Phuket: Banks put Kingfisher into final, fatal dive
INDIA: Shares of India’s debt-laden Kingfisher Airlines plunged on Wednesday last week after banks said they would start recalling loans worth US$1.5 billion (B45 billion), which analysts said spelled the end for the carrier.
Wednesday 27 February 2013, 04:15PM
The firm, controlled by Indian liquor baron Vijay Mallya, slid five per cent – its daily limit – before clawing back some losses to trade down 4.58 per cent in mid-afternoon.
“The banks’ decision to start the recovery process means the end of the road for Kingfisher” if they carry it through, said Kapil Kaul, regional head of leading aviation consultancy CAPA.
The creditor banks’ announcement late Tuesday that they would begin recalling the outstanding loans paves the way for the sale of Kingfisher assets held as collateral.
“We have decided to recall the loans made to Kingfisher Airlines,” said Shymal Acharya, a deputy managing director of the government-owned State Bank of India, which heads the consortium of bank lenders.
A spokesman for Bangalore-based Kingfisher he could not immediately comment on the banks’ decision.
“I am not able to wager a guess [when the airline will be able to comment],” said Prakash Mirpuri, an airline vice president.
The carrier, whose planes have been grounded since October, has never made a profit since it began flying in 2005. In addition to the bank debts, it also owes vast sums to airports, fuel suppliers and its staff.
Kingfisher has a number of real estate assets that it put up as collateral against its loans, including its office in Mumbai, but analysts said most of its planes were on lease and the lessors have taken them back.

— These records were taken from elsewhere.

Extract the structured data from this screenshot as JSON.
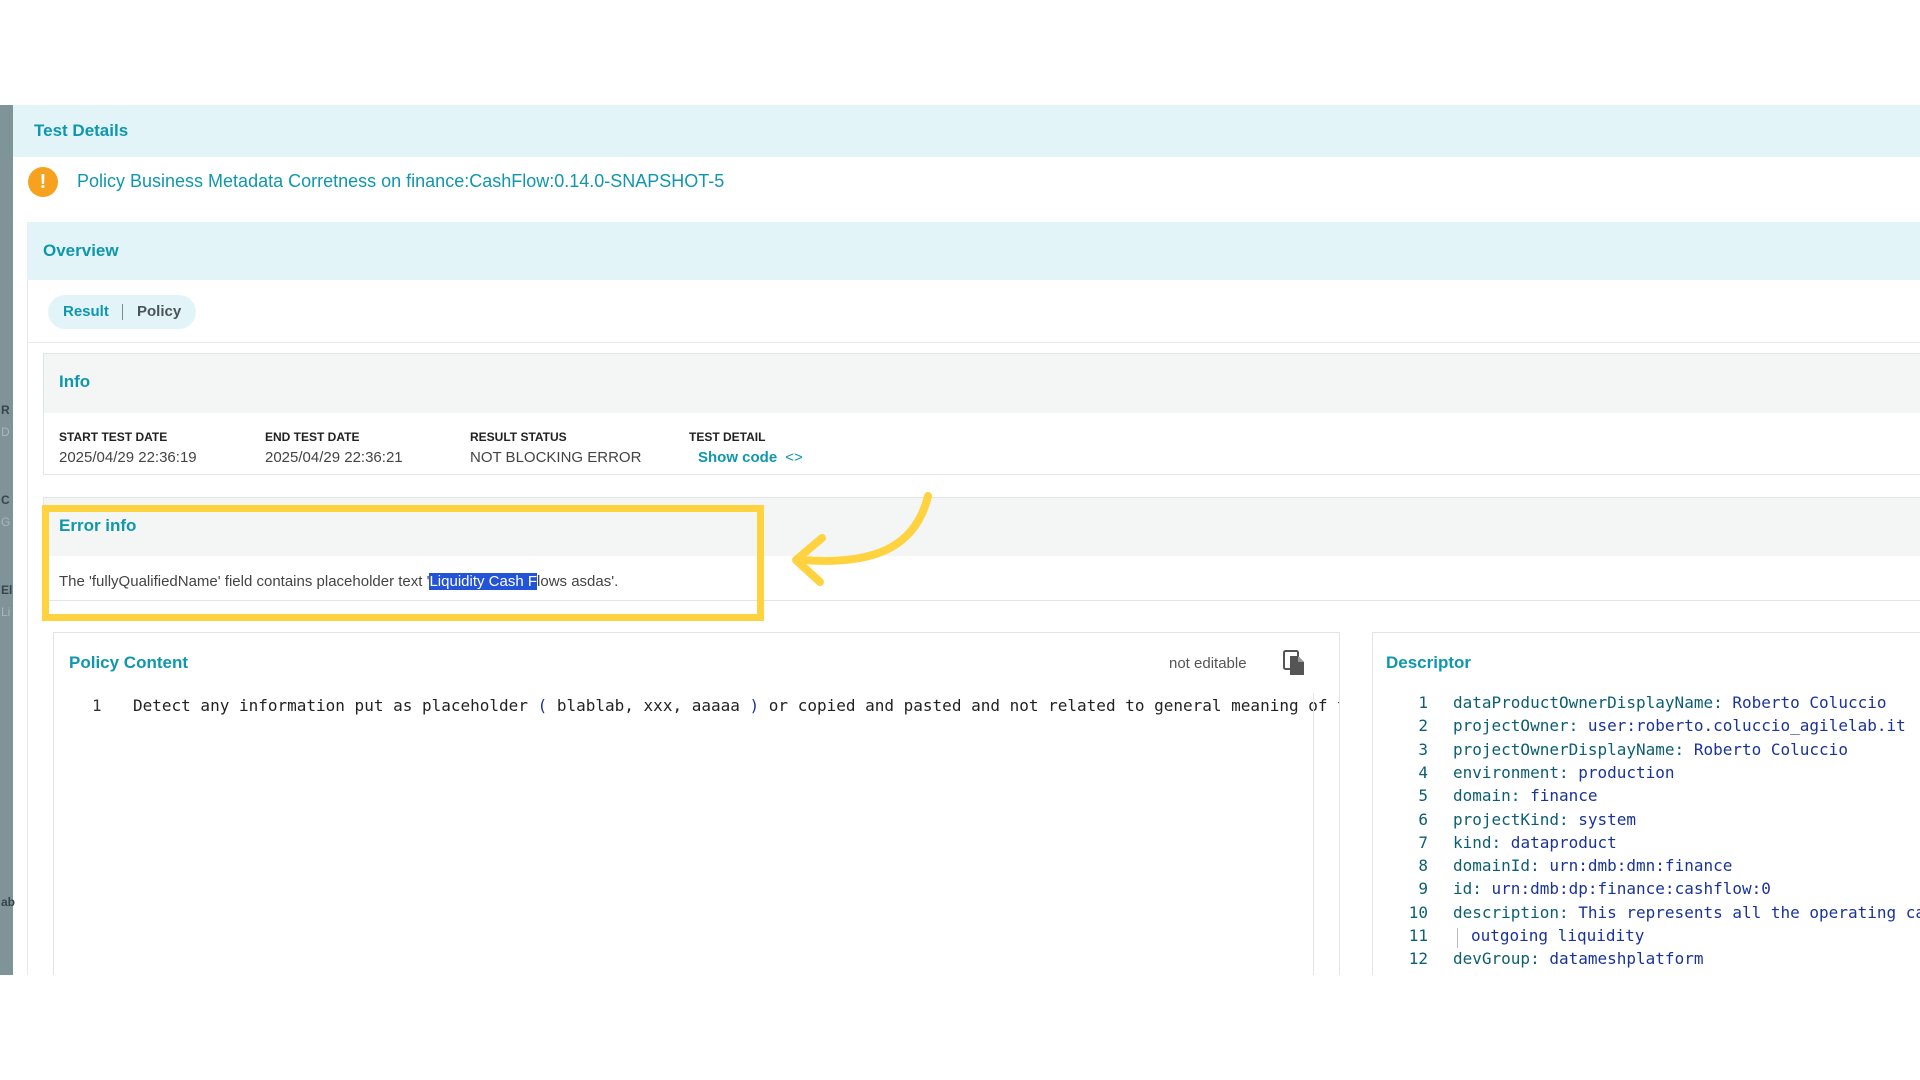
{
  "sidebar_fragments": [
    "R",
    "D",
    "C",
    "G",
    "El",
    "Li",
    "ab"
  ],
  "test_details": {
    "title": "Test Details"
  },
  "policy": {
    "warning_icon": "exclamation-circle-icon",
    "title": "Policy Business Metadata Corretness on finance:CashFlow:0.14.0-SNAPSHOT-5"
  },
  "overview": {
    "title": "Overview",
    "tabs": {
      "result": "Result",
      "policy": "Policy"
    }
  },
  "info": {
    "title": "Info",
    "start_label": "START TEST DATE",
    "start_value": "2025/04/29 22:36:19",
    "end_label": "END TEST DATE",
    "end_value": "2025/04/29 22:36:21",
    "status_label": "RESULT STATUS",
    "status_value": "NOT BLOCKING ERROR",
    "detail_label": "TEST DETAIL",
    "show_code": "Show code",
    "show_code_icon": "<>"
  },
  "error_info": {
    "title": "Error info",
    "msg_before": "The 'fullyQualifiedName' field contains placeholder text '",
    "msg_selected": "Liquidity Cash F",
    "msg_after": "lows asdas'."
  },
  "policy_content": {
    "title": "Policy Content",
    "not_editable": "not editable",
    "copy_icon": "copy-icon",
    "line_number": "1",
    "code_a": "Detect any information put as placeholder ",
    "paren_open": "(",
    "code_b": " blablab, xxx, aaaaa ",
    "paren_close": ")",
    "code_c": " or copied and pasted and not related to general meaning of th"
  },
  "descriptor": {
    "title": "Descriptor",
    "lines": [
      {
        "n": "1",
        "k": "dataProductOwnerDisplayName",
        "v": "Roberto Coluccio"
      },
      {
        "n": "2",
        "k": "projectOwner",
        "v": "user:roberto.coluccio_agilelab.it"
      },
      {
        "n": "3",
        "k": "projectOwnerDisplayName",
        "v": "Roberto Coluccio"
      },
      {
        "n": "4",
        "k": "environment",
        "v": "production"
      },
      {
        "n": "5",
        "k": "domain",
        "v": "finance"
      },
      {
        "n": "6",
        "k": "projectKind",
        "v": "system"
      },
      {
        "n": "7",
        "k": "kind",
        "v": "dataproduct"
      },
      {
        "n": "8",
        "k": "domainId",
        "v": "urn:dmb:dmn:finance"
      },
      {
        "n": "9",
        "k": "id",
        "v": "urn:dmb:dp:finance:cashflow:0"
      },
      {
        "n": "10",
        "k": "description",
        "v": "This represents all the operating cas"
      },
      {
        "n": "11",
        "k": "",
        "v": "outgoing liquidity"
      },
      {
        "n": "12",
        "k": "devGroup",
        "v": "datameshplatform"
      }
    ]
  }
}
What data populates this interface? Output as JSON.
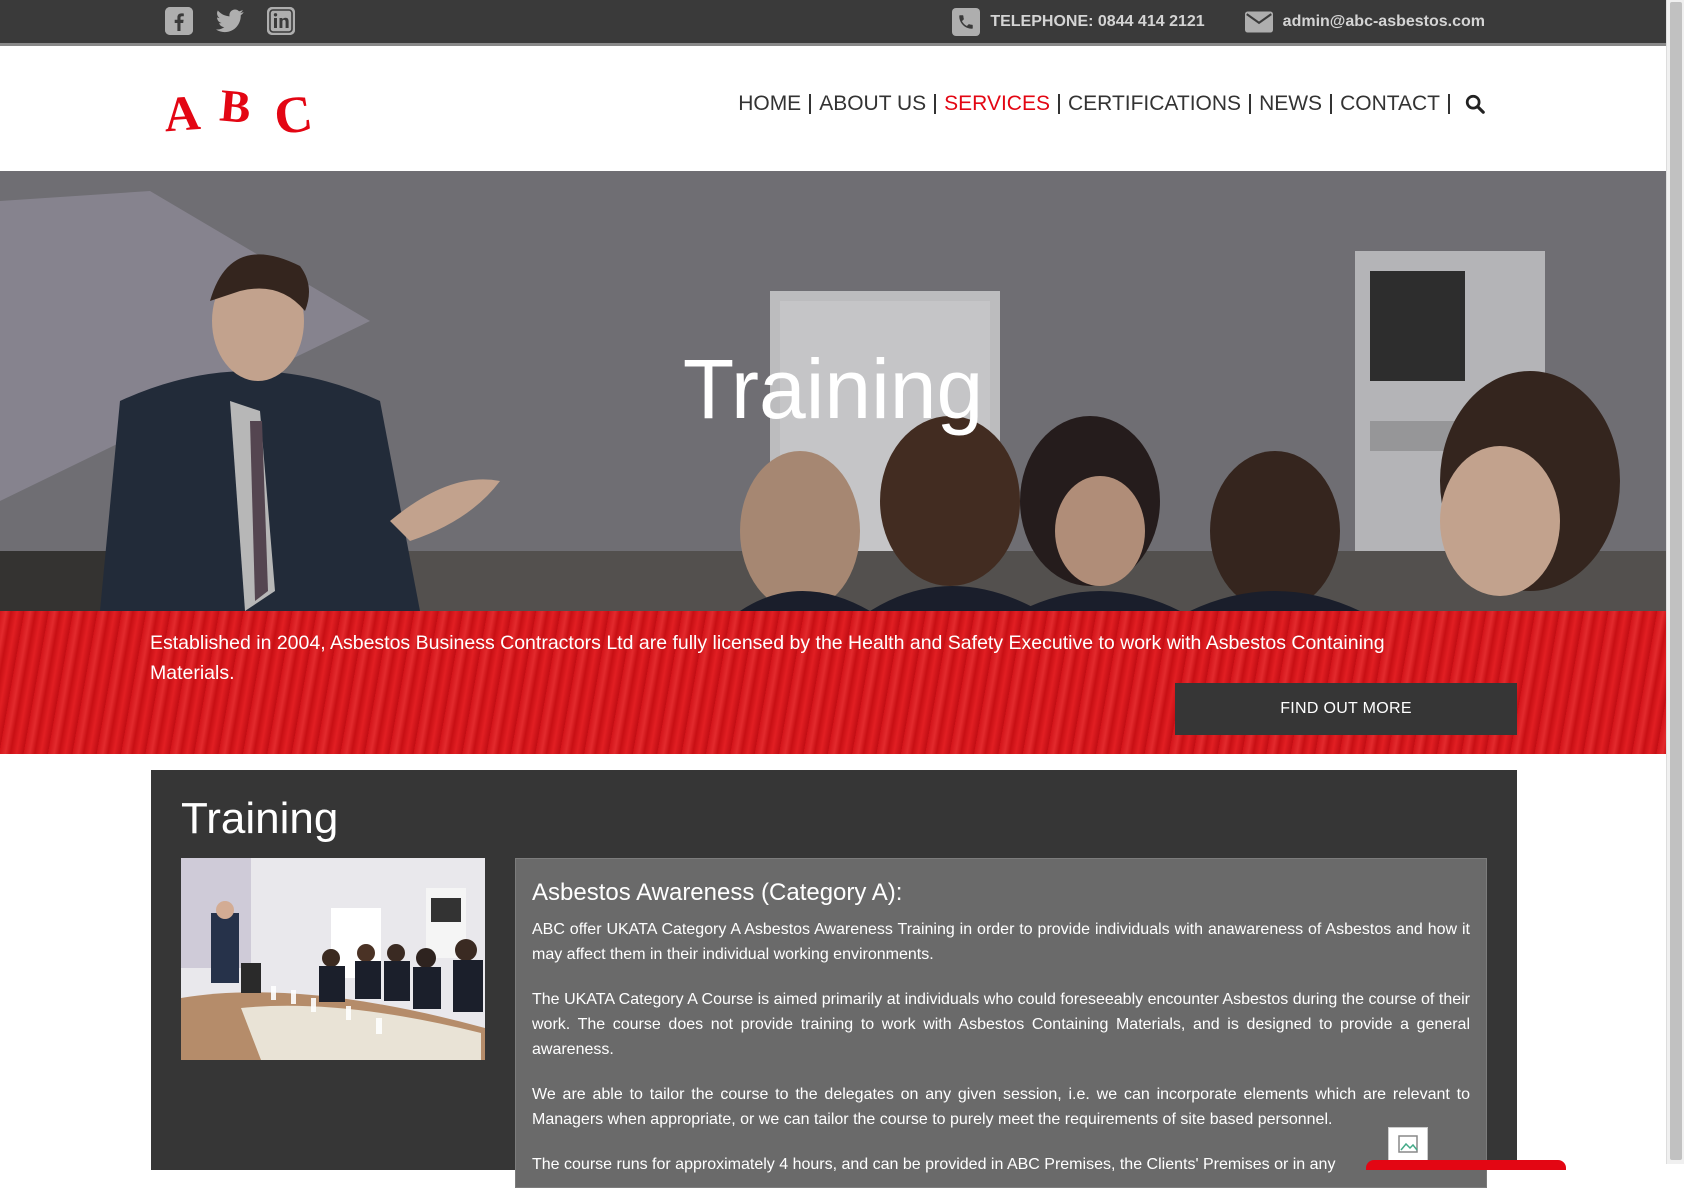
{
  "topbar": {
    "social": [
      "facebook-icon",
      "twitter-icon",
      "linkedin-icon"
    ],
    "telephone": "TELEPHONE: 0844 414 2121",
    "email": "admin@abc-asbestos.com"
  },
  "brand": {
    "logo_text": "ABC",
    "accent": "#e30613",
    "dark": "#363636"
  },
  "nav": {
    "items": [
      "HOME",
      "ABOUT US",
      "SERVICES",
      "CERTIFICATIONS",
      "NEWS",
      "CONTACT"
    ],
    "active": "SERVICES"
  },
  "hero": {
    "title": "Training"
  },
  "banner": {
    "tagline": "Established in 2004, Asbestos Business Contractors Ltd are fully licensed by the Health and Safety Executive to work with Asbestos Containing Materials.",
    "button": "FIND OUT MORE"
  },
  "main": {
    "title": "Training",
    "course_heading": "Asbestos Awareness (Category A):",
    "paragraphs": [
      "ABC offer UKATA Category A Asbestos Awareness Training in order to provide individuals with anawareness of Asbestos and how it may affect them in their individual working environments.",
      "The UKATA Category A Course is aimed primarily at individuals who could foreseeably encounter Asbestos during the course of their work. The course does not provide training to work with Asbestos Containing Materials, and is designed to provide a general awareness.",
      "We are able to tailor the course to the delegates on any given session, i.e. we can incorporate elements which are relevant to Managers when appropriate, or we can tailor the course to purely meet the requirements of site based personnel.",
      "The course runs for approximately 4 hours, and can be provided in ABC Premises, the Clients' Premises or in any"
    ]
  }
}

“It is over for Kingfisher – it was over one year ago,” said Sharan Lillaney, aviation analyst at Mumbai’s Angel Broking.
The airline, once India’s second-biggest carrier and known for its red-carpet service, posted a net loss of 7.55 billion rupees (B4.3 billion) in the three months to December.
“We had given them [the airline] many chances to come back with a specific positive action plan about their restart plans. But they could not come up with any concrete action plan,” Acharya told reporters.
“There is no reason for us to give further time to the company,” he added.
Kingfisher, which made costly acquisitions as it sought to grow its business, was the worst-hit of India’s airlines last year, as the industry fell victim to high aviation fuel costs, a price war and shabby airport infrastructure.
Mallya, who dubs himself “the king of good times”, has been desperately scouting for a foreign airline or other investors to put money into Kingfisher to get it flying again.
But analysts expressed doubts whether any investor would be interested, given a debt load that is estimated by CAPA to total US$2.5 billion (B75 billion).
Mallya is expected to get some funds from the US$2 billion sale of a majority stake in India’s United Spirits but that deal must still clear regulatory hurdles.
The tycoon in the past has insisted he will not use his other businesses to “cross-subsidise” the airline.